Another point is if you are teaching Muslim sixth formers in a school and you tell them they can't have their God and Darwin, there is a risk they will choose their God and be lost to science. So those are two respects where I would disagree with the emphasis of the professional atheists, as it were.
'Professional' atheists don't say that people cannot believe in God and Darwin; plainly they can. They say that the science is incompatible with most of the claims of the major religions. which is a fact unless one is prepared to indulge in the sort of epistemological relativism that leaves us impotent to move forward. I wonder if Rees can think of a downside to saying that they can have God and Darwin?

Rees does betray some militant tendencies:
Science teachers have to address them [Creationism and ID]  if they are brought up, but I am rather opposed to faith schools in general.
That strikes me as quite strident. But he says further:
Interviewer: If there is a clear and obvious boundary between science and religion, how does religion come to be used in these contexts?

MR: I try to avoid getting into these science and religion debates.
He's avoided these debates to the tune of £1,000,000!

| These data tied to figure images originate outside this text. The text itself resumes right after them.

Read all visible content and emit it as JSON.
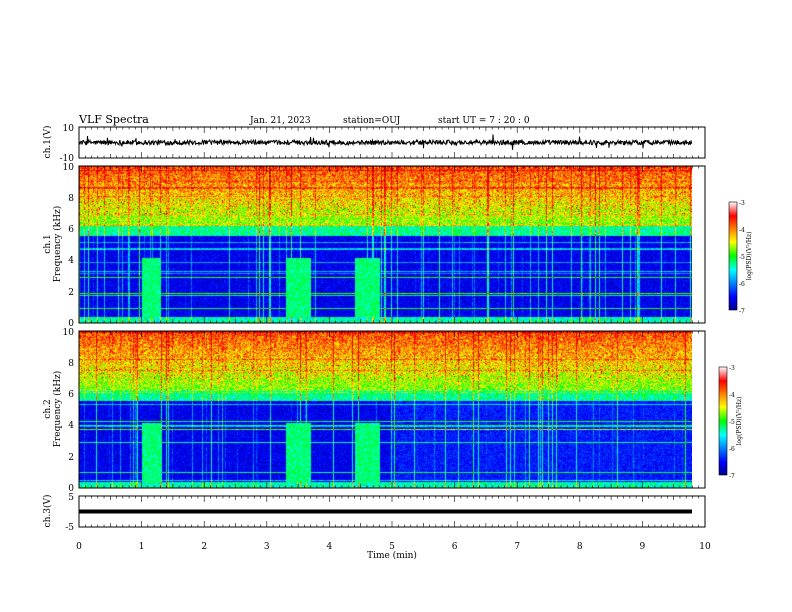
{
  "header": {
    "title": "VLF Spectra",
    "date": "Jan. 21, 2023",
    "station": "station=OUJ",
    "start": "start  UT  =   7 : 20 : 0"
  },
  "panels": {
    "ch1_wave": {
      "ylabel": "ch.1(V)",
      "yticks": [
        "10",
        "-10"
      ]
    },
    "ch1_spec": {
      "ylabel": "ch.1\nFrequency  (kHz)",
      "yticks": [
        "0",
        "2",
        "4",
        "6",
        "8",
        "10"
      ],
      "cb_label": "log(PSD)(V²/Hz)",
      "cb_ticks": [
        "-3",
        "-4",
        "-5",
        "-6",
        "-7"
      ]
    },
    "ch2_spec": {
      "ylabel": "ch.2\nFrequency  (kHz)",
      "yticks": [
        "0",
        "2",
        "4",
        "6",
        "8",
        "10"
      ],
      "cb_label": "log(PSD)(V²/Hz)",
      "cb_ticks": [
        "-3",
        "-4",
        "-5",
        "-6",
        "-7"
      ]
    },
    "ch3_wave": {
      "ylabel": "ch.3(V)",
      "yticks": [
        "5",
        "-5"
      ]
    }
  },
  "xaxis": {
    "label": "Time  (min)",
    "ticks": [
      "0",
      "1",
      "2",
      "3",
      "4",
      "5",
      "6",
      "7",
      "8",
      "9",
      "10"
    ]
  },
  "colors": {
    "low": "#00008f",
    "mid": "#00ff00",
    "high": "#c80000"
  },
  "chart_data": [
    {
      "type": "line",
      "name": "ch.1 waveform",
      "ylabel": "ch.1(V)",
      "xlim": [
        0,
        10
      ],
      "ylim": [
        -10,
        10
      ],
      "baseline": 0,
      "noise_amplitude": 1.5
    },
    {
      "type": "heatmap",
      "ylabel": "ch.1 Frequency (kHz)",
      "xlim": [
        0,
        9.8
      ],
      "ylim": [
        0,
        10
      ],
      "colorbar": {
        "label": "log(PSD)(V²/Hz)",
        "range": [
          -7,
          -3
        ]
      },
      "broadband_bursts_min": [
        [
          1.0,
          1.3
        ],
        [
          3.3,
          3.7
        ],
        [
          4.4,
          4.8
        ]
      ]
    },
    {
      "type": "heatmap",
      "ylabel": "ch.2 Frequency (kHz)",
      "xlim": [
        0,
        9.8
      ],
      "ylim": [
        0,
        10
      ],
      "colorbar": {
        "label": "log(PSD)(V²/Hz)",
        "range": [
          -7,
          -3
        ]
      },
      "broadband_bursts_min": [
        [
          1.0,
          1.3
        ],
        [
          3.3,
          3.7
        ],
        [
          4.4,
          4.8
        ]
      ]
    },
    {
      "type": "line",
      "name": "ch.3 waveform",
      "ylabel": "ch.3(V)",
      "xlim": [
        0,
        10
      ],
      "ylim": [
        -5,
        5
      ],
      "baseline": 0
    }
  ]
}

But, of course, he hasn't avoided them; he's accommodated, as you can see from the replies immediately before this one. Now, I don't see that there is anything he's done other than a little light accommodation to warrant the prize, so there's no corruption of science here. He's just a good scientist who believes a little in belief, and I dare say always has, regardless of Templeton. Before talking about the science he says:
I am sorry you focused on science and religion rather than what I think are the interesting things I do. 
A rather naive thing to say when you've just banked a large sum of money for accommodating religion. It would be a shame indeed if this overshadowed his science.